C. Gibaldi

St.John's and Harvard University (UNITED STATES)
Given the nature of "What faculty members do" withing the realm of "their work" as faculty, they have a distinctive task. The discovery and transmission of truth is the distinctive task of the academic profession, just as the care of the health of the patient is the distinctive task of the medical profession, and the protection, withing the law, of the client's rights and interests is the distinctive task of the legal profession (Shils, 1982). Both the medical, as well as legal profession have codes guiding the conduct of the professionals within their respective fields, whereas the academic profession does not. As one examines the literature regarding professional codes of conduct/ethics, it is glaring to note that codes exist for every professional group ranging from accountants-to-zoologists (Clapp, 1974). It should be noted though, that many of the codes or ethical statements are offered by professional associations within the particular field, and are not necessarily related to ones ability to practice or work within the field. Beginnining in the late 1960's, individuals began to write about the need for a possible value of having a professional code of conduct for faculty.

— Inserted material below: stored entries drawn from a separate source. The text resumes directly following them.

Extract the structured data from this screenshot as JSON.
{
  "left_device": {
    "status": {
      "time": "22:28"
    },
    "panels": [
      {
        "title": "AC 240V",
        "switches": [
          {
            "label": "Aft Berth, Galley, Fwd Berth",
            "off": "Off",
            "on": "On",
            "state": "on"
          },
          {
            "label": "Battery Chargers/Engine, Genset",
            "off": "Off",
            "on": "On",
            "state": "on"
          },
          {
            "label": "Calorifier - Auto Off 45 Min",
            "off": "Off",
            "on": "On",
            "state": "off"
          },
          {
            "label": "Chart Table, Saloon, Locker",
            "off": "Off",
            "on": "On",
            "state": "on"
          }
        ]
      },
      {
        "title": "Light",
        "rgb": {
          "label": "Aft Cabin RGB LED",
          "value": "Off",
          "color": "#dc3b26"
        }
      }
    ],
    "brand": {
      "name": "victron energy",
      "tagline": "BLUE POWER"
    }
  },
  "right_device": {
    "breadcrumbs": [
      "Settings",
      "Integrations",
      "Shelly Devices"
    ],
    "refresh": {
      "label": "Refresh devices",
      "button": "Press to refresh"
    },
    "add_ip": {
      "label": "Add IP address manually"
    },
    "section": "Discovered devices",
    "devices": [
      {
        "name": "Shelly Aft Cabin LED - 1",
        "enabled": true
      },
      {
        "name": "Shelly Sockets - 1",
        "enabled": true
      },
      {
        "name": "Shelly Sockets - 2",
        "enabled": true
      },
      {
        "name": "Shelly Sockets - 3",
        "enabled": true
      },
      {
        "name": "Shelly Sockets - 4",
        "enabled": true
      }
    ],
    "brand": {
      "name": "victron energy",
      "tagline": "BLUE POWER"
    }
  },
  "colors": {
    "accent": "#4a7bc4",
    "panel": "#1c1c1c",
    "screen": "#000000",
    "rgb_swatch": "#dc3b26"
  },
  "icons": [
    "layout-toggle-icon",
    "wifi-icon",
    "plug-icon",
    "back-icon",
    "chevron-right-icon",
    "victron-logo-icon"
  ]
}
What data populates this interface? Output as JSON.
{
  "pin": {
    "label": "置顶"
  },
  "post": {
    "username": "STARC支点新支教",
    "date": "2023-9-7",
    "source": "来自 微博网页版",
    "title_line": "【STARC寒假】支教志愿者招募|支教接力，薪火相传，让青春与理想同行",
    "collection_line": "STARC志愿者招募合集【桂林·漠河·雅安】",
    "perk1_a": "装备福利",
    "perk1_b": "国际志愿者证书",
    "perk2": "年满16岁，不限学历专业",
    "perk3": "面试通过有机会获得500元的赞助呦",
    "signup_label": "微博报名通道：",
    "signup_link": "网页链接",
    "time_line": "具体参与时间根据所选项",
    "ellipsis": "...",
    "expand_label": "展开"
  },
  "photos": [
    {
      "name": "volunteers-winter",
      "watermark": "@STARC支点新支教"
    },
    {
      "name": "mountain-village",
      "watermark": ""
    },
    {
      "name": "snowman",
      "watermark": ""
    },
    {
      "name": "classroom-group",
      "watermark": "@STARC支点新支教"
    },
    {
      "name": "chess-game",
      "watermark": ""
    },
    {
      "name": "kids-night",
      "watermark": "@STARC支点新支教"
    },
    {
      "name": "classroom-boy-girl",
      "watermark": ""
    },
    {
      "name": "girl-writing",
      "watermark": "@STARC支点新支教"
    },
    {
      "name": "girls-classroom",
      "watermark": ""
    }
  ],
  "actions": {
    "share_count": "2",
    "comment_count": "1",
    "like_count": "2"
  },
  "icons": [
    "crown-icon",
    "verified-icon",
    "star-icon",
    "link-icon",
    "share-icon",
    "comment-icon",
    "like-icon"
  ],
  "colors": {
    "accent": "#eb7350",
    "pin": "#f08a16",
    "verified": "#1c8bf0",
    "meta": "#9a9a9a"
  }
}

The majority of the literature produced was written during the 1970's-1980's. To date, the only professional statement that exists was produced by the AAUP's committee of professional ethics, originally adopted in 1966, and revised in 1987. As can be noted when reviewing the document, the statement of professional ethics only sets forth general standards that serve as a reminder of the variety of responsibilities assumed by all members of the profession (AAUP, 1966/1987). These standards are not enforceable. Without any common, learned code of conduct, can the academic profession truly be considered a profession? And, how might we (the faculty), our institutions, and society possibly benefit by the existence of some common, enforceable code of conduct?
This paper sets out to address this/these issues and serve to open a needed discussion regarding the possibility of a code of conduct/ethics for college faculty.
keywords: code, conduct, ethics, faculty.